PASADENA, Calif., Feb. 22, 2017 /PRNewswire/ -- Alexandria Real Estate Equities, Inc. (ARE) announced today that it has priced a public offering of $425,000,000 aggregate principal amount of 3.95% senior notes due 2028. Goldman, Sachs & Co., Mizuho Securities USA Inc., Scotia Capital (USA) Inc., Evercore Group L.L.C. and TD Securities (USA) LLC are acting as joint book-running managers in connection with the public offering and BB&T Capital Markets, a division of BB&T Securities, LLC, BBVA Securities Inc., BNP Paribas Securities Corp., Capital One Securities, Inc., MUFG Securities Americas Inc., PNC Capital Markets LLC, RBC Capital Markets, LLC, Regions Securities LLC, SMBC Nikko Securities America, Inc. and UBS Securities LLC are acting as co-managers in connection with the public offering.

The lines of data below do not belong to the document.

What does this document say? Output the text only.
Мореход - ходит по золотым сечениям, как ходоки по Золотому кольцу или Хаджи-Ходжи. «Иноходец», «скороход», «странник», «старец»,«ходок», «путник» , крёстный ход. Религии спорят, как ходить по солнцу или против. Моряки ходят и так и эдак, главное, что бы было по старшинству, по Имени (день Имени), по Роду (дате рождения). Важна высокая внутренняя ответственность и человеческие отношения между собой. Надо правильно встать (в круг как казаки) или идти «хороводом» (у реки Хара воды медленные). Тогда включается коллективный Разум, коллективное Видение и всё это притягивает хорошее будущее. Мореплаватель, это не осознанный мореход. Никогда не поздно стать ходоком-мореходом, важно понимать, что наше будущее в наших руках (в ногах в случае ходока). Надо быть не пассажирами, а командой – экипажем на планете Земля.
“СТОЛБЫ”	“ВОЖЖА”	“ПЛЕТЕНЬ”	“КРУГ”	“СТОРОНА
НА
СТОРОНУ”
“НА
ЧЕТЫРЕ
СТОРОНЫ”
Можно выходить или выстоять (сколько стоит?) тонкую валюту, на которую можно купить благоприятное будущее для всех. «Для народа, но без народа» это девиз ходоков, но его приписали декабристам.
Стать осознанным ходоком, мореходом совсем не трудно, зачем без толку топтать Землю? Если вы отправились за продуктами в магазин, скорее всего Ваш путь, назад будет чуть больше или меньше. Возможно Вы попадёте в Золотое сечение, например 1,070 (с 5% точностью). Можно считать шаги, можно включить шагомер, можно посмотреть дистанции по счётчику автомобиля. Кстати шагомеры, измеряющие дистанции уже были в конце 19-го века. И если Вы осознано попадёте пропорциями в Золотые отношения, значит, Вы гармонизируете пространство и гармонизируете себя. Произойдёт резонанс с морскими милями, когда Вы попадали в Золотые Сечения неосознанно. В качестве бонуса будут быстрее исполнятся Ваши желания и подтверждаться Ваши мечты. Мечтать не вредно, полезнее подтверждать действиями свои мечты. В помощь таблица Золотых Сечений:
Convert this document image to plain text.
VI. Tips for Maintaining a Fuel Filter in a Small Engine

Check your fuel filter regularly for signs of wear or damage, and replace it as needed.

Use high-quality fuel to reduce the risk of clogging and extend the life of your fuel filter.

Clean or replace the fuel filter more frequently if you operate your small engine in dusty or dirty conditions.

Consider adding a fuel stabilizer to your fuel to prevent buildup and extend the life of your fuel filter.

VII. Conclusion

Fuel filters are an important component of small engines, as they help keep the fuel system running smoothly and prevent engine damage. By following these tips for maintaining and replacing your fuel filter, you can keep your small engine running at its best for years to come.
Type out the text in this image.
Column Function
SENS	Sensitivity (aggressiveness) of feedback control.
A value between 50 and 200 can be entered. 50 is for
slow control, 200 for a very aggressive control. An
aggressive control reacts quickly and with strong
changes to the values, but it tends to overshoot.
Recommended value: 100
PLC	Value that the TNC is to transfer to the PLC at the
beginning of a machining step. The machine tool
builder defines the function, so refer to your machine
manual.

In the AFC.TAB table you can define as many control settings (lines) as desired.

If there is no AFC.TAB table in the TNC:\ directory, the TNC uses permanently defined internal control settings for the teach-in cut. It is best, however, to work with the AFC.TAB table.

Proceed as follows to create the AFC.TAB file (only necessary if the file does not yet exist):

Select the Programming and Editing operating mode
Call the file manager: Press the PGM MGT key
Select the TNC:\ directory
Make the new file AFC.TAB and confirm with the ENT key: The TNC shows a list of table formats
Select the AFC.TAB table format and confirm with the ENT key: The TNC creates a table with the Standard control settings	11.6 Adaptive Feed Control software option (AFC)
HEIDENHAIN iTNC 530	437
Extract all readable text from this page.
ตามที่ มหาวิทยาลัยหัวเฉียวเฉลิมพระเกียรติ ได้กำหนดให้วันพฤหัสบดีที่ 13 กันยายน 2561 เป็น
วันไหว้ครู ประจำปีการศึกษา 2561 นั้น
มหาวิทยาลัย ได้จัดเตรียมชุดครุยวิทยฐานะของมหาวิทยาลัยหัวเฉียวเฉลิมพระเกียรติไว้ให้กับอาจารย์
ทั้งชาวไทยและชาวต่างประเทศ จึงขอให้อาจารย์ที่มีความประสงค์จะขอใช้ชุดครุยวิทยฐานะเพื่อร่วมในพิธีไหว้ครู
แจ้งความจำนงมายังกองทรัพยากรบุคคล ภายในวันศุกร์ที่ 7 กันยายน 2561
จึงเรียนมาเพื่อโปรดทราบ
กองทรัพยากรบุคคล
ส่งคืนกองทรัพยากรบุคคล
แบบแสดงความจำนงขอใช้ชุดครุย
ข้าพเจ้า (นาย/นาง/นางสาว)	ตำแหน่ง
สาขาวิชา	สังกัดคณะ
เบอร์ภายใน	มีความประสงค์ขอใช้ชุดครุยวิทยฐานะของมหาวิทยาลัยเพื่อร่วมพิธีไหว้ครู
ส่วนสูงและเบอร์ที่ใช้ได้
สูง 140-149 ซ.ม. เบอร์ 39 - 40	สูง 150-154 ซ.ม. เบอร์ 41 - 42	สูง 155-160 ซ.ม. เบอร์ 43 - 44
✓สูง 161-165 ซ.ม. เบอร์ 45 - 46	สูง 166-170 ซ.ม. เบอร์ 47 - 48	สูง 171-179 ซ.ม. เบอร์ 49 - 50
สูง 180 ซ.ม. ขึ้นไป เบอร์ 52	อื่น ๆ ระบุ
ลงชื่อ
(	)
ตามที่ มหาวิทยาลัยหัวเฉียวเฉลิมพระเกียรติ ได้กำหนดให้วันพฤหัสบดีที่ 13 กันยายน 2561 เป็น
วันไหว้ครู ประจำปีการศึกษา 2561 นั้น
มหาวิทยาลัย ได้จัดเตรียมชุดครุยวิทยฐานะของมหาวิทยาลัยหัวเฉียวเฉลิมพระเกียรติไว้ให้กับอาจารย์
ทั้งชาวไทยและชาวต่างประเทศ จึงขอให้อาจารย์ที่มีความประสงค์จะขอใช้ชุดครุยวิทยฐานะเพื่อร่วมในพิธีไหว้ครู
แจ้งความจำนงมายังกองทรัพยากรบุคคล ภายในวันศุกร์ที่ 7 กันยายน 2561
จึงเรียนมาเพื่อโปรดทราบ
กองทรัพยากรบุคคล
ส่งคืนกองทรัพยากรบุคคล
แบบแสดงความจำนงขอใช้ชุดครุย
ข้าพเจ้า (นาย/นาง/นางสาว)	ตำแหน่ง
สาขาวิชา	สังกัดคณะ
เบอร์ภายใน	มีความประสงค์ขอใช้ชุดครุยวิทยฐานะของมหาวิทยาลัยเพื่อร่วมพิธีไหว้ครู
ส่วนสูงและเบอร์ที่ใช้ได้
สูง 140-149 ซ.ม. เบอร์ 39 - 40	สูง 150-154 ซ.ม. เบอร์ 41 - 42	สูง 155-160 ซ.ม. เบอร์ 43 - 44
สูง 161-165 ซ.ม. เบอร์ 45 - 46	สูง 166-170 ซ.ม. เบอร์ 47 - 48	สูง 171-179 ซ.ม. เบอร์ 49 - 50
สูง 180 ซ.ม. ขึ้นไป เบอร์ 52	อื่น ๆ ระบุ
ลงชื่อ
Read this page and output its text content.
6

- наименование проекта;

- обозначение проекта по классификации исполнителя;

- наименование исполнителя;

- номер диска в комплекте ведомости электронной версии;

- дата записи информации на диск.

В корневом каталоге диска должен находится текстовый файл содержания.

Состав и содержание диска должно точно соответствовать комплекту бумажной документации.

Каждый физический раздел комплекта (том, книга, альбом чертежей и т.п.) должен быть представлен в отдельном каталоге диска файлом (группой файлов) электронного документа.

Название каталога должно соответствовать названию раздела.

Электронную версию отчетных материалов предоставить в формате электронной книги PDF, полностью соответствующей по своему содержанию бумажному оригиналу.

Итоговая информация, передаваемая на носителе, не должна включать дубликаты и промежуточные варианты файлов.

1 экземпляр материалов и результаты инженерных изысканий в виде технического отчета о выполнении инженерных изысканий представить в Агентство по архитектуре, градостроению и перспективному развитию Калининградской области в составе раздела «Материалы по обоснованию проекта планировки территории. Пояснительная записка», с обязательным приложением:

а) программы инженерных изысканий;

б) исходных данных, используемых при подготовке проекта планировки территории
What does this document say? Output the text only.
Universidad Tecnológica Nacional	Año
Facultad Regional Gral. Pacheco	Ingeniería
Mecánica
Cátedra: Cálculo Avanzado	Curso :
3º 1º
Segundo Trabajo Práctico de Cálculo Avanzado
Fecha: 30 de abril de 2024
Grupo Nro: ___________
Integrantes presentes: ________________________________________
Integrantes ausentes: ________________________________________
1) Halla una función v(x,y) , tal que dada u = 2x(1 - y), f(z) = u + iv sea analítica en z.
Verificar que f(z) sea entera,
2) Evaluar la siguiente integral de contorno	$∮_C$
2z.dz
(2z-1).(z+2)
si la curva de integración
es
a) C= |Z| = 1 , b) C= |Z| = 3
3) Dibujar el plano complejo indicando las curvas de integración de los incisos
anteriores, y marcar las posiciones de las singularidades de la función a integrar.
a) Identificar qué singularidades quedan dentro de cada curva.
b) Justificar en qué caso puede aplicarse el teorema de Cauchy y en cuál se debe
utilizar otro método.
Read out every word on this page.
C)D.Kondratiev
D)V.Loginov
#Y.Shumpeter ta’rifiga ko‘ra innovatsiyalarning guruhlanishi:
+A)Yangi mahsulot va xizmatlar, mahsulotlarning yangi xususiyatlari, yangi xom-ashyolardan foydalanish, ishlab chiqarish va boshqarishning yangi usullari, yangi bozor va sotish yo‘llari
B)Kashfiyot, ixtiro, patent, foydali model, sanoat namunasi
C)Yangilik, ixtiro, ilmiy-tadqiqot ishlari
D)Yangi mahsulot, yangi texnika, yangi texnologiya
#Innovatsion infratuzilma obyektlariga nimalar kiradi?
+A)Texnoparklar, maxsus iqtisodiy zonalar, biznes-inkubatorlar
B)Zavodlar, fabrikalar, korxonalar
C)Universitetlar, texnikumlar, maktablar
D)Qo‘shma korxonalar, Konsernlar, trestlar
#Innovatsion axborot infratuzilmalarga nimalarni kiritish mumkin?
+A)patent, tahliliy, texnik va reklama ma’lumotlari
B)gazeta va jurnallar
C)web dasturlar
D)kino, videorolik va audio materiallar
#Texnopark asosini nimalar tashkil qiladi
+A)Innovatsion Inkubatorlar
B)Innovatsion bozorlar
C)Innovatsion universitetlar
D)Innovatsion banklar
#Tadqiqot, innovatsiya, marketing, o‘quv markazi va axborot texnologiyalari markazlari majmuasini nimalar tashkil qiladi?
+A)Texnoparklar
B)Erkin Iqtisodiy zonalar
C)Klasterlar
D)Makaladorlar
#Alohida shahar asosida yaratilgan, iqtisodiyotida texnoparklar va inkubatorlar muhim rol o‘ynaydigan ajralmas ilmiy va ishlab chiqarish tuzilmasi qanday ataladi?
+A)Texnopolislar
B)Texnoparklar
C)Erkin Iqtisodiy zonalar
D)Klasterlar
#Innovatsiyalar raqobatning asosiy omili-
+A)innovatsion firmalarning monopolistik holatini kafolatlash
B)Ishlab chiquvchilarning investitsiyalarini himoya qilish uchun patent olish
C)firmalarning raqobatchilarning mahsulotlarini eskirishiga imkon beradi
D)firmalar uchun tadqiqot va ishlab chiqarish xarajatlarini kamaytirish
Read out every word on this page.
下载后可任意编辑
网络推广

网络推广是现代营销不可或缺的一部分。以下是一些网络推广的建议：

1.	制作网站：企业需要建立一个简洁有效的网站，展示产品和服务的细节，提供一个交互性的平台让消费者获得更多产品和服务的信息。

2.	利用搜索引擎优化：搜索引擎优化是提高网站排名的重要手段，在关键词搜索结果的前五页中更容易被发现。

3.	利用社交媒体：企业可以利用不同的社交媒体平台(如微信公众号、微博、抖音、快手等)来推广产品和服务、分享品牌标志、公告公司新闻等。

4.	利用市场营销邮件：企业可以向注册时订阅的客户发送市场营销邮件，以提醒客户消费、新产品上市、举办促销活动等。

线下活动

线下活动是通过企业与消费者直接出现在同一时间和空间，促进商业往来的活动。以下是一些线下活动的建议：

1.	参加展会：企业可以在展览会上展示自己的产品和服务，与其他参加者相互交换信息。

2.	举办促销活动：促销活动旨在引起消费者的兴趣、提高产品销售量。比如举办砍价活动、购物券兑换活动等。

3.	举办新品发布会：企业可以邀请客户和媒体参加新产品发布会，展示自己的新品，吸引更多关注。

The notes were priced at 99.855% of the principal amount with a yield to maturity of 3.967%. The notes will be unsecured obligations of the Company and fully and unconditionally guaranteed by Alexandria Real Estate Equities, L.P., an indirectly 100% owned subsidiary of the Company. The closing of the sale of the notes is expected to occur on or about March 3, 2017, subject to customary closing conditions.
The Company intends to use the net proceeds from this offering for general corporate purposes and for the reduction of the outstanding balance on its unsecured senior line of credit. The Company may then also borrow from time to time under its unsecured senior line of credit to provide funds for general working capital and other general corporate purposes. General corporate purposes may include the reduction of the outstanding balances under its unsecured senior bank term loans, repayment of other debt, redemption of preferred stock and selective development or redevelopment of properties.
Alexandria Real Estate Equities, Inc. is an urban office REIT uniquely focused on collaborative life science and technology campuses in AAA innovation cluster locations. Founded in 1994, Alexandria pioneered this niche and has since established a significant market presence in key locations, including Greater Boston, San Francisco, New York City, San Diego, Seattle, Maryland, and Research Triangle Park.
The notes will be offered pursuant to an effective registration statement on Form S-3 that was previously filed with the Securities and Exchange Commission. This press release does not constitute an offer to sell or the solicitation of an offer to buy any of the Company's notes, nor shall there be any sale of the notes in any state in which such offer, solicitation or sale would be unlawful prior to registration or qualification under the securities laws of any such state.
Copies of the prospectus supplement relating to this offering, when available, may be obtained by contacting: Goldman, Sachs & Co., Prospectus Department, 200 West Street, New York, NY 10282, telephone: 866-471-2526 or by emailing email@example.com; Mizuho Securities USA Inc. at 320 Park Avenue, 12th Floor, New York, NY 10022, Attn: Debt Capital Markets, telephone: 866-271-7403; or Scotia Capital (USA) Inc. at 250 Vesey Street, New York, NY 10281, Attn: Debt Capital Markets, telephone: 800-372-3930.
This press release includes "forward-looking statements" within the meaning of Section 27A of the Securities Act of 1933, as amended, and Section 21E of the Securities Exchange Act of 1934, as amended. Such forward-looking statements include, without limitation, statements regarding the Company's offering of notes and its intended use of the proceeds. These forward-looking statements are based on the Company's present intent, beliefs or expectations, but forward-looking statements are not guaranteed to occur and may not occur. Actual results may differ materially from those contained in or implied by the Company's forward-looking statements as a result of a variety of factors, including, without limitation, the risks and uncertainties detailed in its filings with the Securities and Exchange Commission. All forward-looking statements are made as of the date of this press release, and the Company assumes no obligation to update this information. For more discussion relating to risks and uncertainties that could cause actual results to differ materially from those anticipated in the Company's forward-looking statements, and risks and uncertainties to the Company's business in general, please refer to the Company's filings with the Securities and Exchange Commission, including its most recent annual report on Form 10-K.